The very essence of the game of cricket is undergoing a phenomenal change. The royal leisurely sport that it stood for is turning into a commercial hub of activities as never imagined before.
Cricket as a game in the very early days was seen as one that characterised the values of life, played in the spirit that embodied teamwork, healthy competition, respect for the opponent and players.
The game of cricket gradually became a sport that brought about a sort of national pride and, therefore, winning became an important ingredient in the final outcome. Emotions of the fans and followers made cricketers into warriors fighting a battle for supremacy.
However, the very ingredient of the rules and regulations and the culture and character that cricket stood for, overcame the savagery and crude behaviour that had ingrained itself into many of the other sports.
The two major changes that have engulfed the cricket world is the T20 format of the game and women's cricket. Both are seen as glamorous and ones that can be easily followed. They have that amateur tinge to it that makes the sport more uncertain and human.
The Indian women's cricket team's performance in the recently-concluded Commonwealth Games was a good example of a team on the verge of victory but overwhelmed by the pressures of achieving success.
A silver medal was a creditable achievement. However, the way the women played the sport was what was most admirable. Every team that participated played hard but the harmony amongst the cricketers was what was so wonderful to watch.
India's women cricketers, unfortunately, have fallen at the final hurdle on three of the big world cricket tournaments in recent years. It is only time and one victory in the future that could catapult them into being the best in the world. One was amazed at the catches that were taken by India and the improvement in their fitness and fielding. The Indian women's side lacked only the mental belief of a winner, a trait that used to be also evident in the men's side up until they won the 1983 World Cup.
One wonders as to why men's cricket was not a part of the Commonwealth Games. Especially as the games were being played in Birmingham in England. Cricket as a sport is popular amongst the Commonwealth countries. This would have been just the precursor to the T20 World Cup being played later on in the year. Matches between countries on a major platform would have been far more interesting than the plethora of cricket encounters taking place around the world.
The only reason that one can give for men's cricket to be excluded from CWG was because of the packed cricket itinerary and the finances that revolve around it.
The T20 format has now taken the cricket world by storm. The mushrooming of cricket leagues in most of the cricket-playing countries is the change that will revolutionise cricket in a major way. The franchise model that each one will put into place will change the topography of cricket. Cricketers are the backbone and the core ingredients of its operation. Participation and financial receivables will become an essential part of it.
The top International performers will be lured into contracts of multi-million dollars. The game on and off the field will be like a roulette table. Cricket will become a gamblers' den that will be very hard to control as regards illegal betting and activities.
This is the tricky wicket that cricket will face and that the Boards of all the cricket-playing nations, spearheaded by the International Cricket Council (ICC), need to address very seriously.

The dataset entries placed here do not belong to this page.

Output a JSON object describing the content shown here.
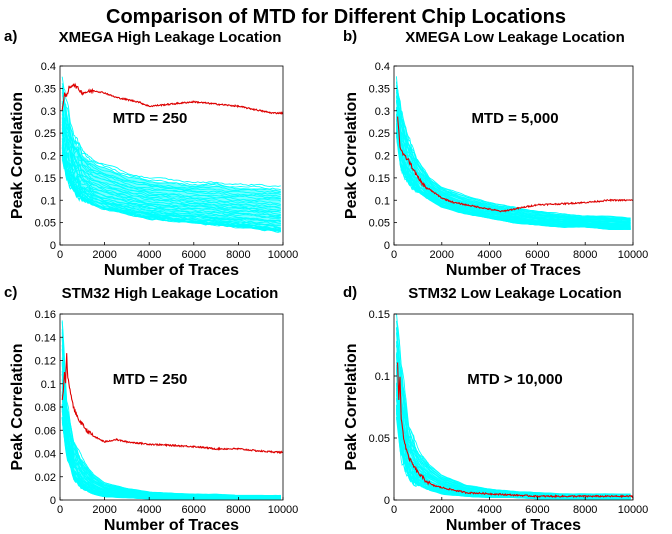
{
  "figure_title": "Comparison of MTD for Different Chip Locations",
  "colors": {
    "other_keys": "#00FFFF",
    "correct_key": "#DD0000",
    "axes": "#000000"
  },
  "chart_data": [
    {
      "type": "line",
      "panel": "a)",
      "title": "XMEGA High Leakage Location",
      "xlabel": "Number of Traces",
      "ylabel": "Peak Correlation",
      "annotation": "MTD = 250",
      "xlim": [
        0,
        10000
      ],
      "ylim": [
        0,
        0.4
      ],
      "xticks": [
        0,
        2000,
        4000,
        6000,
        8000,
        10000
      ],
      "yticks": [
        0,
        0.05,
        0.1,
        0.15,
        0.2,
        0.25,
        0.3,
        0.35,
        0.4
      ],
      "ytick_labels": [
        "0",
        "0.05",
        "0.1",
        "0.15",
        "0.2",
        "0.25",
        "0.3",
        "0.35",
        "0.4"
      ],
      "incorrect_band": {
        "x": [
          100,
          300,
          600,
          1000,
          1500,
          2000,
          3000,
          4000,
          5000,
          6000,
          7000,
          8000,
          9000,
          10000
        ],
        "upper": [
          0.37,
          0.31,
          0.25,
          0.21,
          0.19,
          0.18,
          0.16,
          0.15,
          0.145,
          0.14,
          0.14,
          0.135,
          0.135,
          0.13
        ],
        "lower": [
          0.2,
          0.15,
          0.12,
          0.1,
          0.09,
          0.08,
          0.07,
          0.06,
          0.055,
          0.05,
          0.045,
          0.04,
          0.035,
          0.03
        ],
        "n_traces": 40
      },
      "correct_key": {
        "x": [
          100,
          200,
          300,
          400,
          600,
          800,
          1000,
          1500,
          2000,
          2500,
          3000,
          3500,
          4000,
          5000,
          6000,
          7000,
          8000,
          8500,
          9000,
          9500,
          10000
        ],
        "y": [
          0.3,
          0.34,
          0.33,
          0.35,
          0.36,
          0.35,
          0.34,
          0.345,
          0.34,
          0.33,
          0.325,
          0.32,
          0.31,
          0.315,
          0.32,
          0.315,
          0.31,
          0.305,
          0.3,
          0.295,
          0.295
        ]
      }
    },
    {
      "type": "line",
      "panel": "b)",
      "title": "XMEGA Low Leakage Location",
      "xlabel": "Number of Traces",
      "ylabel": "Peak Correlation",
      "annotation": "MTD = 5,000",
      "xlim": [
        0,
        10000
      ],
      "ylim": [
        0,
        0.4
      ],
      "xticks": [
        0,
        2000,
        4000,
        6000,
        8000,
        10000
      ],
      "yticks": [
        0,
        0.05,
        0.1,
        0.15,
        0.2,
        0.25,
        0.3,
        0.35,
        0.4
      ],
      "ytick_labels": [
        "0",
        "0.05",
        "0.1",
        "0.15",
        "0.2",
        "0.25",
        "0.3",
        "0.35",
        "0.4"
      ],
      "incorrect_band": {
        "x": [
          100,
          300,
          600,
          1000,
          1500,
          2000,
          3000,
          4000,
          5000,
          6000,
          7000,
          8000,
          9000,
          10000
        ],
        "upper": [
          0.37,
          0.3,
          0.24,
          0.19,
          0.15,
          0.13,
          0.11,
          0.095,
          0.085,
          0.075,
          0.07,
          0.065,
          0.065,
          0.06
        ],
        "lower": [
          0.25,
          0.17,
          0.14,
          0.12,
          0.1,
          0.085,
          0.07,
          0.06,
          0.05,
          0.045,
          0.04,
          0.04,
          0.035,
          0.035
        ],
        "n_traces": 40
      },
      "correct_key": {
        "x": [
          150,
          250,
          400,
          600,
          800,
          1000,
          1300,
          1600,
          2000,
          2500,
          3000,
          3500,
          4000,
          4500,
          5000,
          5500,
          6000,
          7000,
          8000,
          9000,
          9500,
          10000
        ],
        "y": [
          0.29,
          0.22,
          0.2,
          0.19,
          0.17,
          0.15,
          0.13,
          0.12,
          0.105,
          0.095,
          0.09,
          0.085,
          0.08,
          0.075,
          0.08,
          0.085,
          0.09,
          0.092,
          0.095,
          0.1,
          0.1,
          0.1
        ]
      }
    },
    {
      "type": "line",
      "panel": "c)",
      "title": "STM32 High Leakage Location",
      "xlabel": "Number of Traces",
      "ylabel": "Peak Correlation",
      "annotation": "MTD = 250",
      "xlim": [
        0,
        10000
      ],
      "ylim": [
        0,
        0.16
      ],
      "xticks": [
        0,
        2000,
        4000,
        6000,
        8000,
        10000
      ],
      "yticks": [
        0,
        0.02,
        0.04,
        0.06,
        0.08,
        0.1,
        0.12,
        0.14,
        0.16
      ],
      "ytick_labels": [
        "0",
        "0.02",
        "0.04",
        "0.06",
        "0.08",
        "0.1",
        "0.12",
        "0.14",
        "0.16"
      ],
      "incorrect_band": {
        "x": [
          100,
          300,
          600,
          1000,
          1500,
          2000,
          3000,
          4000,
          5000,
          6000,
          7000,
          8000,
          9000,
          10000
        ],
        "upper": [
          0.155,
          0.085,
          0.05,
          0.035,
          0.022,
          0.015,
          0.01,
          0.007,
          0.006,
          0.005,
          0.005,
          0.004,
          0.004,
          0.004
        ],
        "lower": [
          0.07,
          0.04,
          0.02,
          0.01,
          0.005,
          0.003,
          0.002,
          0.001,
          0.001,
          0.001,
          0.001,
          0.001,
          0.001,
          0.001
        ],
        "n_traces": 40
      },
      "correct_key": {
        "x": [
          100,
          150,
          200,
          250,
          300,
          350,
          400,
          500,
          600,
          800,
          1000,
          1200,
          1500,
          2000,
          2500,
          3000,
          4000,
          5000,
          6000,
          7000,
          8000,
          9000,
          10000
        ],
        "y": [
          0.085,
          0.095,
          0.11,
          0.1,
          0.125,
          0.105,
          0.1,
          0.09,
          0.08,
          0.07,
          0.065,
          0.06,
          0.055,
          0.05,
          0.052,
          0.05,
          0.048,
          0.047,
          0.046,
          0.044,
          0.044,
          0.042,
          0.041
        ]
      }
    },
    {
      "type": "line",
      "panel": "d)",
      "title": "STM32 Low Leakage Location",
      "xlabel": "Number of Traces",
      "ylabel": "Peak Correlation",
      "annotation": "MTD > 10,000",
      "xlim": [
        0,
        10000
      ],
      "ylim": [
        0,
        0.15
      ],
      "xticks": [
        0,
        2000,
        4000,
        6000,
        8000,
        10000
      ],
      "yticks": [
        0,
        0.05,
        0.1,
        0.15
      ],
      "ytick_labels": [
        "0",
        "0.05",
        "0.1",
        "0.15"
      ],
      "incorrect_band": {
        "x": [
          100,
          300,
          600,
          1000,
          1500,
          2000,
          3000,
          4000,
          5000,
          6000,
          7000,
          8000,
          9000,
          10000
        ],
        "upper": [
          0.15,
          0.11,
          0.06,
          0.04,
          0.028,
          0.02,
          0.012,
          0.009,
          0.007,
          0.006,
          0.005,
          0.005,
          0.005,
          0.005
        ],
        "lower": [
          0.07,
          0.04,
          0.02,
          0.012,
          0.008,
          0.005,
          0.003,
          0.002,
          0.002,
          0.001,
          0.001,
          0.001,
          0.001,
          0.001
        ],
        "n_traces": 40
      },
      "correct_key": {
        "x": [
          150,
          200,
          250,
          300,
          350,
          400,
          500,
          600,
          800,
          1000,
          1300,
          1600,
          2000,
          2500,
          3000,
          4000,
          5000,
          6000,
          8000,
          10000
        ],
        "y": [
          0.11,
          0.08,
          0.1,
          0.065,
          0.06,
          0.05,
          0.042,
          0.035,
          0.028,
          0.022,
          0.016,
          0.012,
          0.01,
          0.008,
          0.006,
          0.005,
          0.004,
          0.003,
          0.003,
          0.003
        ]
      }
    }
  ]
}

Presently, the smell of money and the ring of the cashbox is making one excited at the prospect of franchise-based T20 leagues. One can already see the competition rising between the Big Bash in Australia and the league to be played in the UAE. Cricketers naturally will bless the one that is most fruitful for them.
The challenge that may arise would be to get International players to adorn their national colours. Even if they do so, will they be mentally and physically in a state to perform at their best?
The famous American Management guru, Clayton Christensen's theory of 'Disruptive Innovation' seems to be the way in which the administrators, marketers and organisers will have to think as regards their respective cricket leagues.
The Indian Premier League at present is one that has established itself as the leader. Innovative thinking will require it to hold its own.
'Money as one says makes the world go round', well cricket is in that phase when one is not sure as to where it is going. The swerves, swings and turns that one can see it heading towards may see the game being disruptive forever.
It could lead to franchise-owned teams from around the world playing against each other. One wonders as to whether Test cricket and cricket encounters between countries will have the same importance as now.
If the international stars of the game from their respective countries are absent, the very essence of playing against the best is missing. Matches then become a farce.